Vacciner le plus de monde possible pour pouvoir prétendre à une véritable reprise et un retour rapide à la normale, c’est en effet ce que nous explique Ahmed Rhassane El Adib, professeur en anesthésie-réanimation au CHU Mohamed VI de Marrakech. « Franchement, on ne peut envisager un vrai retour à la normale que dans trois ou quatre ans. Disons que tout marche bien au Maroc, qu’on ait notre immunité collective, ça n’empêchera pas qu’il y ait un fond de virus qui continuera de circuler, qu’il y ait des variants qui continueront à tourner... », explique le scientifique.
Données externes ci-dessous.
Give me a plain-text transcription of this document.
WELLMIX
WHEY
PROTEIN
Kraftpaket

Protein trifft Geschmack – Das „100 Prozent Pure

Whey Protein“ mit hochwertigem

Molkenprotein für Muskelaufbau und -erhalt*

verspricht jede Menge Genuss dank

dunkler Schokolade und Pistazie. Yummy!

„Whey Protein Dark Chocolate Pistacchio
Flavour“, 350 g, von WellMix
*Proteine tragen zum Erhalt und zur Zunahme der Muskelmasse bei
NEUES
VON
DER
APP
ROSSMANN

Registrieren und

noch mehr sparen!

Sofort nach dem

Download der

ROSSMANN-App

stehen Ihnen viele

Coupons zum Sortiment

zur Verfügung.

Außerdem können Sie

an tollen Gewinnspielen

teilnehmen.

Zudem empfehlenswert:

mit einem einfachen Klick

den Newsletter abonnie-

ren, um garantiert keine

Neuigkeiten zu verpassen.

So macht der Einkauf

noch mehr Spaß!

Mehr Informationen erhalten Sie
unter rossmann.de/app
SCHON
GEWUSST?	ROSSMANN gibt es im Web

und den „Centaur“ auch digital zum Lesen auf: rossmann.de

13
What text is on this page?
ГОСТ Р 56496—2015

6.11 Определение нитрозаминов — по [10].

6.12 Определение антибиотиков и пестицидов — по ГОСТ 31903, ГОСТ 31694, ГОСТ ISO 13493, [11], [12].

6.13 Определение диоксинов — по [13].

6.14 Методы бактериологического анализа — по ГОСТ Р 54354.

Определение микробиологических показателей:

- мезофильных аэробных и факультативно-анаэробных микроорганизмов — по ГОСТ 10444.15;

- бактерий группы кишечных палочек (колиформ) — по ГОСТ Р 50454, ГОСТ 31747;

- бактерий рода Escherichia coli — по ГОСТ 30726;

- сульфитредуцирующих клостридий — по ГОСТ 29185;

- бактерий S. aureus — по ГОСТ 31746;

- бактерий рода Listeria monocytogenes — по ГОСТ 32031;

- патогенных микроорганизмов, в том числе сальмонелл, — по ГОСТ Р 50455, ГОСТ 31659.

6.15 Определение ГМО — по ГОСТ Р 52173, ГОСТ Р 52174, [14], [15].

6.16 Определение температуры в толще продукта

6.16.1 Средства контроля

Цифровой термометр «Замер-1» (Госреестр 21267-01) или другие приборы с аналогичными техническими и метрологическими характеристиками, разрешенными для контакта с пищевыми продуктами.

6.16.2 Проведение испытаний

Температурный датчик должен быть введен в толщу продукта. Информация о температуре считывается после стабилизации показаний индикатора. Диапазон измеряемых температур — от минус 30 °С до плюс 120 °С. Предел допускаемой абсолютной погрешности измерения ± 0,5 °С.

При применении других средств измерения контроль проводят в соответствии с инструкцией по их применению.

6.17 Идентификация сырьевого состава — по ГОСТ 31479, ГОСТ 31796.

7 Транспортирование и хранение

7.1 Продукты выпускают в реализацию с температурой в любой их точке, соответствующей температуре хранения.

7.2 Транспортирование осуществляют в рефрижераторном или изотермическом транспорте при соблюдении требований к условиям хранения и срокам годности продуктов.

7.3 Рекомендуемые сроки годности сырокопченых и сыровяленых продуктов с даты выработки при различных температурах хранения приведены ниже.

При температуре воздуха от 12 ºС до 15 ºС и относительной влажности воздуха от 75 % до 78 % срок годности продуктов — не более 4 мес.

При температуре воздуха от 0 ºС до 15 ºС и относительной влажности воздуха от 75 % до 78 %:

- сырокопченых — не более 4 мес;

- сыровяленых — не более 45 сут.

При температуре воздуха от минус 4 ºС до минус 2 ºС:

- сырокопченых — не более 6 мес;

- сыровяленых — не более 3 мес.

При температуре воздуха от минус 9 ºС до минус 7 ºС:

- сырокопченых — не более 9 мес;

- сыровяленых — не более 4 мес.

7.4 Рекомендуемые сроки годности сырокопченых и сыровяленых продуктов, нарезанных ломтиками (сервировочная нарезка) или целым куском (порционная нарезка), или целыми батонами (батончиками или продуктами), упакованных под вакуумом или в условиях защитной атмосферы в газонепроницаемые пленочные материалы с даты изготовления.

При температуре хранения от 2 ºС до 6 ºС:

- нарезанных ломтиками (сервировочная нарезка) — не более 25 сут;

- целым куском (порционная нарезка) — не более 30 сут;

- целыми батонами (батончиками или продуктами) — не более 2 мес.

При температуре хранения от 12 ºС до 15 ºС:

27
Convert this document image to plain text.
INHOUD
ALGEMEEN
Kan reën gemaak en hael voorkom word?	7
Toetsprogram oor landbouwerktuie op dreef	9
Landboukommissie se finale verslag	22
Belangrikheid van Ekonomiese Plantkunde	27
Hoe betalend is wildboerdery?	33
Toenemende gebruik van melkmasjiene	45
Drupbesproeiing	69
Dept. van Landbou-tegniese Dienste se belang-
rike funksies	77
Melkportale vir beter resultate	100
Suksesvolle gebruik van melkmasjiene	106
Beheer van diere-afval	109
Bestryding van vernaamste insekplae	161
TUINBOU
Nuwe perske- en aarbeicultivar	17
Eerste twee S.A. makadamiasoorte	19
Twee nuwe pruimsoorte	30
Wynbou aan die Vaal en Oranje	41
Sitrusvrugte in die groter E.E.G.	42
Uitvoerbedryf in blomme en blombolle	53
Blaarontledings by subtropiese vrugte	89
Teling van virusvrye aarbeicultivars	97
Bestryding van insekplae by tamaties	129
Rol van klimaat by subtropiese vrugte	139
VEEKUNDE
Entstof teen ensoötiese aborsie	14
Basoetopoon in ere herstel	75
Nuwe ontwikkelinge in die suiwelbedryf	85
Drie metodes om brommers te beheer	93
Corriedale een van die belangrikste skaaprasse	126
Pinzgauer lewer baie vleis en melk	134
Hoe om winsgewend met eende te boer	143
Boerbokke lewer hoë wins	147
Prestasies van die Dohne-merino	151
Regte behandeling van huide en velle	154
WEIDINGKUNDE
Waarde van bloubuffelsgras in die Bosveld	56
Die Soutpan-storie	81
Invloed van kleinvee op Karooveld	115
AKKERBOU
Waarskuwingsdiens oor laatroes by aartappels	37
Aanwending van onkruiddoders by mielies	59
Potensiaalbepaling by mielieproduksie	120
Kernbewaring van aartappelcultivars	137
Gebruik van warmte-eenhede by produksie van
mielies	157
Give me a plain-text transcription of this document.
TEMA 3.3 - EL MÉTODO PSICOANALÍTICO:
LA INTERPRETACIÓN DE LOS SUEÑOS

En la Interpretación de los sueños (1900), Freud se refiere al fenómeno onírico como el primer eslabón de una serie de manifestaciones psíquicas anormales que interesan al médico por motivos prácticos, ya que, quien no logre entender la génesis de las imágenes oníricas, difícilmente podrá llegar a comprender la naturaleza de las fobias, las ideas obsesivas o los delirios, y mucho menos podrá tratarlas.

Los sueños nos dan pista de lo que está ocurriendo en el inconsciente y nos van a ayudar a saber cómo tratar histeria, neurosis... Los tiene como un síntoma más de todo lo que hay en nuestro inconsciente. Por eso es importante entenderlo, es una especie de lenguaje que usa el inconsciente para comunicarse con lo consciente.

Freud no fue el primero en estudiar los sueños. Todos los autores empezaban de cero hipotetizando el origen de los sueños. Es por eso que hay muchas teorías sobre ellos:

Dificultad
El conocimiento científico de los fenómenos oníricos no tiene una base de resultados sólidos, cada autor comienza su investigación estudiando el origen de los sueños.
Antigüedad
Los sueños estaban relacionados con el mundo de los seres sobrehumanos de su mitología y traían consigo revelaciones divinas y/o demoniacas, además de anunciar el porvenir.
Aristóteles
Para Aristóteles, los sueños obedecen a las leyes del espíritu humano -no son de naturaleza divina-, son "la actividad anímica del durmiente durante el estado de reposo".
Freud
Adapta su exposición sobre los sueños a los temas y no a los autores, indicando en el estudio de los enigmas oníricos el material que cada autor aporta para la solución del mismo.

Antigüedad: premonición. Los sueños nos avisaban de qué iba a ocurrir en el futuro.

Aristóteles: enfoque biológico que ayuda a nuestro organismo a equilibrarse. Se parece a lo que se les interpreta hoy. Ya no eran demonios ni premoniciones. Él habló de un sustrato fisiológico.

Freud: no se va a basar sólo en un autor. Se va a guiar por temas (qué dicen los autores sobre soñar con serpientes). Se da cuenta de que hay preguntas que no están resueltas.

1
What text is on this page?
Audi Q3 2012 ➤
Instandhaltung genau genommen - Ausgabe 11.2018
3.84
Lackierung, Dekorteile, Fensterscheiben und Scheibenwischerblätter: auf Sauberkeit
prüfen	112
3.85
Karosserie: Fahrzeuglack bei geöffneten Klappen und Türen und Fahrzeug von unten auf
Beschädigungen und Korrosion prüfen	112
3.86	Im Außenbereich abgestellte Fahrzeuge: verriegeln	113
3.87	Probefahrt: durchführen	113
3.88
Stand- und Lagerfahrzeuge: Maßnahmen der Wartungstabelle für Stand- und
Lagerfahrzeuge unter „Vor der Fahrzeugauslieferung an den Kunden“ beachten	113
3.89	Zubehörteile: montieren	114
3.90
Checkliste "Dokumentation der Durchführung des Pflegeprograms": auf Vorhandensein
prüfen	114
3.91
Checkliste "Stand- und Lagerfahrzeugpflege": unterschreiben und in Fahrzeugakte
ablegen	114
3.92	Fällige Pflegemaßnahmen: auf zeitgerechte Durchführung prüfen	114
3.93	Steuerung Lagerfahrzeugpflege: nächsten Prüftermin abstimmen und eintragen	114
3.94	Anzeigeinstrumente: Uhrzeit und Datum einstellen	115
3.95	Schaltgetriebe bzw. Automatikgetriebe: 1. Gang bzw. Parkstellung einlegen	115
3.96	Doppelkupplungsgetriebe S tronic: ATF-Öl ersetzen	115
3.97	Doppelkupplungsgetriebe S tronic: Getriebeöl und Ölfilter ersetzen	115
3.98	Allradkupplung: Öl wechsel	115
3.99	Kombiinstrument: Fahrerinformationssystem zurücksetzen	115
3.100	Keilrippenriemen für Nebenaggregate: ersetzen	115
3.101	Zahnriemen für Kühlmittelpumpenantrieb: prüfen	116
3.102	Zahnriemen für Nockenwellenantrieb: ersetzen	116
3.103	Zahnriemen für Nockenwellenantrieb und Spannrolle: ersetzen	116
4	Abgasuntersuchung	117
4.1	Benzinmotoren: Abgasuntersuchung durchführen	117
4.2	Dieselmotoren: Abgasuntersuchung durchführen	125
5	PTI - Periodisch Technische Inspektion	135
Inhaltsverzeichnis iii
Assez méfiant, Adib affirme que nous n’avons pas encore assez de recul pour trancher par rapport à l’immunité collective acquise et sa pérennité. « Aussi même avec une immunité collective acquise et active, est-ce qu’on va rester fermé sur nous même comme l’Australie ou la nouvelle Zélande ? Nous sommes dans une position géostratégique et économique qui nous oblige à nous ouvrir au monde et spécialement à l’Europe et à l’Afrique », ajoute le scientifique. D’après lui, cette ouverture implique la circulation du virus et ses variants dans la durée. « Et c’est justement pour cela que l’on ne cesse d’appeler à une équité vaccinale. Le Maroc est la porte de l’Afrique et il sera toujours exposé si les pays africains n’ont pas vacciné leurs peuples », alerte Adib. Quant à une éventuelle reprise, elle reste conditionnée par un engagement mondial pour le droit de tous au vaccin. « Il faut être réaliste : On ne peut pas revenir à la normale tant que tout le monde n’est pas vacciné et n’a pas son immunité collective active ; surtout que l’on sait que certains pays africains n’auront le vaccin que pour fin 2022 voire 2023 », note le professeur.

Le coût de l’équité vaccinale

D’après les données avancées par les organisations initiatrices de ce plaidoyer, pour un coût estimé à 50 milliards de dollars, ce programme mettra fin plus rapidement à la pandémie dans les pays en développement, en réduisant le nombre d’infections et de décès tout en accélérant la reprise économique. « ça générera quelque 9.000 milliards de dollars en gains de production supplémentaires à l’échelle mondiale d’ici 2025 », affirme la même source. Un objectif de taille qui sera atteint si toutefois l’on procède à une vaccination plus rapide et plus généralisée. Ainsi l’OMS et ses partenaires du Mécanisme Covax se sont fixé pour objectif de vacciner au moins 30% de la population dans tous les pays d’ici la fin de 2021, dans l’attente d’atteindre 40% de la population et au moins 60% à la fin du premier semestre de 2022.

En termes pratiques, le FMI prépare une allocation sans précédent de droits de tirage spéciaux dans le but de consolider les réserves et les liquidités de ses membres. Tandis que l’OMS cherche des financements afin de pouvoir répondre aux besoins urgents de son plan stratégique de préparation et de riposte et du partenariat de l’Accélérateur ACT, le Groupement d’accès aux technologies contre la Covid-19 (C-TAP) encourageant la mise en commun du savoir-faire et des technologies. De son côté la Banque mondiale mettra en place des projets de vaccination dans au moins 50 pays d’ici le milieu de l’année. La banque s’emploie à mobiliser le secteur privé pour stimuler l’offre de vaccins pour les pays en développement alors que l’OMC œuvre pour la libération des chaînes d’approvisionnement.